= The Plainsman Museum =

American museum in Nebraska

The Plainsman Museum is a museum located in Aurora, Nebraska, focusing on the history of the settlers and their descendants in the central Nebraska plains region. It was officially dedicated on July 4, 1976, as a part of the American national bicentennial, and consists of a complex of buildings housing various items demonstrating the everyday life of the plains settlers, along with agricultural history.

==Facilities==

The main center for the museum is the Plainsman Building which holds the bulk of the museum's collections. Inside are a replica sod house and log cabin, along with a reproduction miniaturized Main Street where visitors can look upon late 19th and early 20th century life. Shops include a hardware store, a doctor's office, a town jail, a bar and a bank. Also within this building are further collections of local as well as historic interest.

The Agricultural Building, located directly behind the Plainsman Building to the east was built in 1986 and houses an actual homestead, around which the building was constructed. It includes a large collection of farm machinery including horse-drawn implements such as plows and threshers, an early steam-powered tractor, various tractors leading from the 1920s into the present day and a collection of vintage automobiles from the 1920s and 30s.

The Fairview School, a one-room schoolhouse, was moved to the museum in 1981 and displays authentic 19th century educational tools and desks. It, too, is located behind the Plainsman Building.

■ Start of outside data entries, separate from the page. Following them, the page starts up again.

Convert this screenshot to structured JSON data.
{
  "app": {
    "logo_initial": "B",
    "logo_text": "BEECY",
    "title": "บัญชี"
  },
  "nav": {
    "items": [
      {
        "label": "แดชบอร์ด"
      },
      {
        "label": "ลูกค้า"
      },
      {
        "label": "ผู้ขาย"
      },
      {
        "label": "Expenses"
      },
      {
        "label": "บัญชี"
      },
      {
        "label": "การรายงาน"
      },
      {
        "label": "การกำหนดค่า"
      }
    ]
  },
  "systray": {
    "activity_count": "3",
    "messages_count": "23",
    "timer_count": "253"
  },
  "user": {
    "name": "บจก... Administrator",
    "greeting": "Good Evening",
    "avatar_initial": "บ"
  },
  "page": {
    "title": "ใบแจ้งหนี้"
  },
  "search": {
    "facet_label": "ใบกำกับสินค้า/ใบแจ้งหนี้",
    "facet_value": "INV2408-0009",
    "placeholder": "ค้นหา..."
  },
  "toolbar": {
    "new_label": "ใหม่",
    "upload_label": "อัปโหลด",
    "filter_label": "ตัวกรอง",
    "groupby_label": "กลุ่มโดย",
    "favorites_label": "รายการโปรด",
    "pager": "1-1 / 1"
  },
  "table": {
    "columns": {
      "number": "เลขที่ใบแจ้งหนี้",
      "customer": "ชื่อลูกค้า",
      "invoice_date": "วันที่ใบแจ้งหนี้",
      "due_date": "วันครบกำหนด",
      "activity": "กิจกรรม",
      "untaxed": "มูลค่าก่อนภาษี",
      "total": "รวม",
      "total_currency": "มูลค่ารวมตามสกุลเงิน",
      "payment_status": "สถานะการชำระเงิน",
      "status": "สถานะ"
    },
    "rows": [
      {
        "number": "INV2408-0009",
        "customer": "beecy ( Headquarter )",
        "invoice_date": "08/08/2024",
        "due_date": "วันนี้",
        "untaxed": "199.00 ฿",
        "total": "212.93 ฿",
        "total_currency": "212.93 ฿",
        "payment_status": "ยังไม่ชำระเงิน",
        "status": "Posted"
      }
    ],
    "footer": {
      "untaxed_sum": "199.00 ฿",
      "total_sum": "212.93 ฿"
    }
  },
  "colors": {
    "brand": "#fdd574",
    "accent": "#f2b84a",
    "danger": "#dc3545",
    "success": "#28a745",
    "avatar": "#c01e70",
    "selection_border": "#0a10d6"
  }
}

A 19th century home sits across from the Fairview School, called the Bates House. It is dedicated to its former resident, Gen. Delevan Bates a Medal of Honor winner of the American Civil War, and his wife Lana. The Bates were instrumental in the establishment of Hamilton County, NE. The home was moved to the museum grounds in 1993.

A blacksmith shop, also moved to the property, serves as a demonstration place during events and school trips.

Most recently, a retired Burlington Northern Railroad caboose was moved to the property and is undergoing restoration.